The Department of Homeland Security is proposing a new regulation to expand the biometric requisite to more immigration processes and give the administration more flexibility to deal with the increase in needs.

Any applicant, petitioner, sponsor, beneficiary or individual related to an immigration benefit or request (this including U.S. citizens) will have to undergo a biometrics collection, regardless of the age of the individual unless it is expressly waived by DHS.

The biometrics modalities will also increase as iris scans, palm prints and voice print will also be collected.

For petitions involving a claimed genetic relationship, DHS proposed a DNA collection requirement.

For the foreign nationals who are granted an immigration benefit the biometric vetting will be continued for each benefit request until granted the citizenship.

From a business immigration perspective this could mean that authorized signatories or other company representatives before immigration could be also subject to biometric data collection, even when they are US citizens.

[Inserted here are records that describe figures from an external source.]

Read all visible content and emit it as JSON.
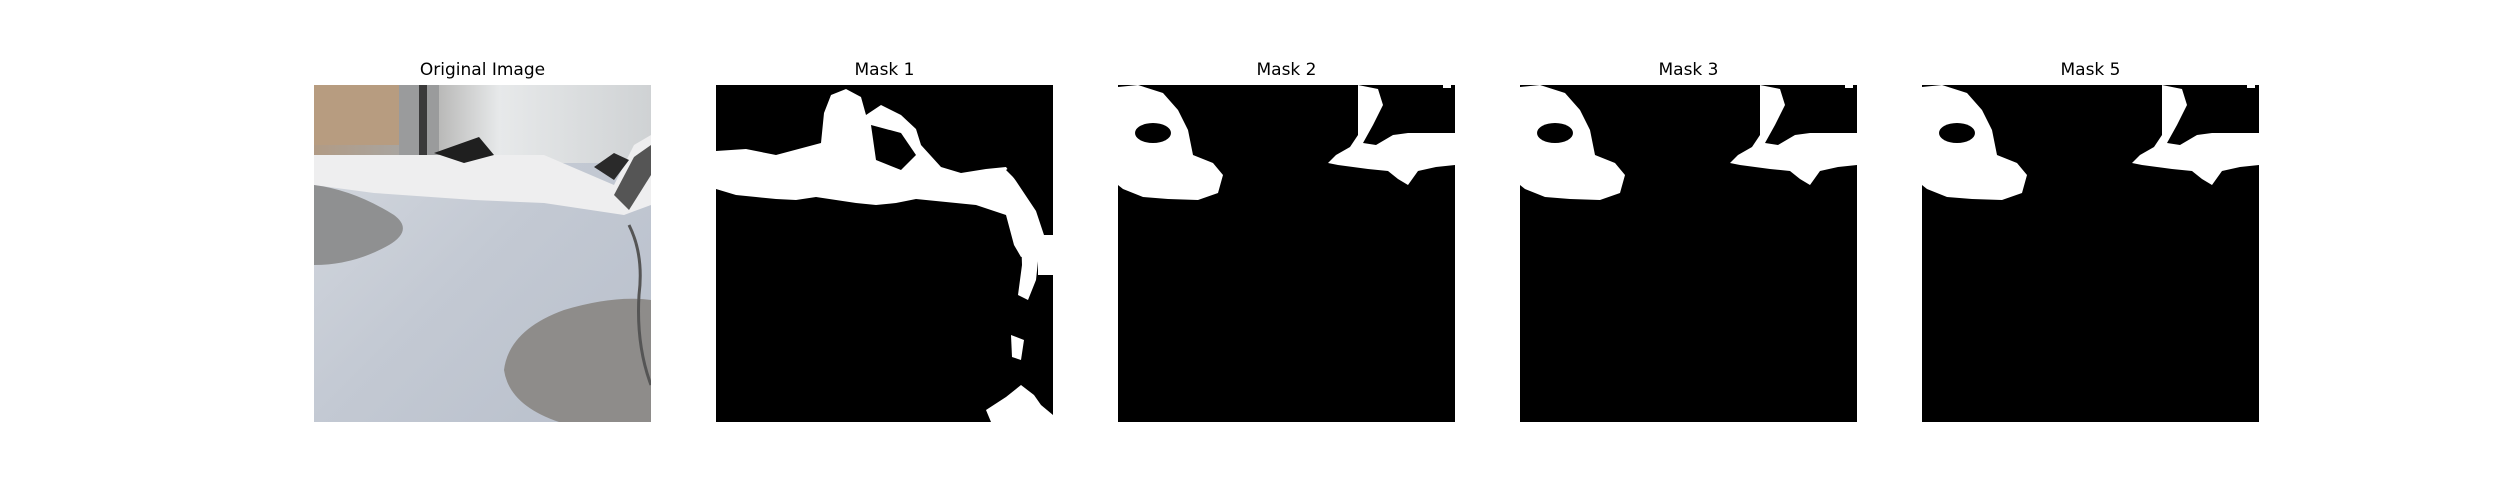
{
  "panels": [
    {
      "title": "Original Image"
    },
    {
      "title": "Mask 1"
    },
    {
      "title": "Mask 2"
    },
    {
      "title": "Mask 3"
    },
    {
      "title": "Mask 5"
    }
  ],
  "colors": {
    "background": "#ffffff",
    "mask_fg": "#ffffff",
    "mask_bg": "#000000",
    "surface": "#c9ced6",
    "shadow": "#8f9091"
  }
}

This also means that foreign national employees and their dependent family members will be subject to continuing surveillance and may need to attend numerous biometrics collections, even absent a new petition or application. In addition, given the increase in biometrics processing and the new proposed modalities, including more DNA screenings, privacy issues will be of great concern for employers and employees alike.

The regulation is still at a proposal stage and will have to under go several steps before DHS is able to implement and actually be able to collect biometrical data for each immigration benefit request.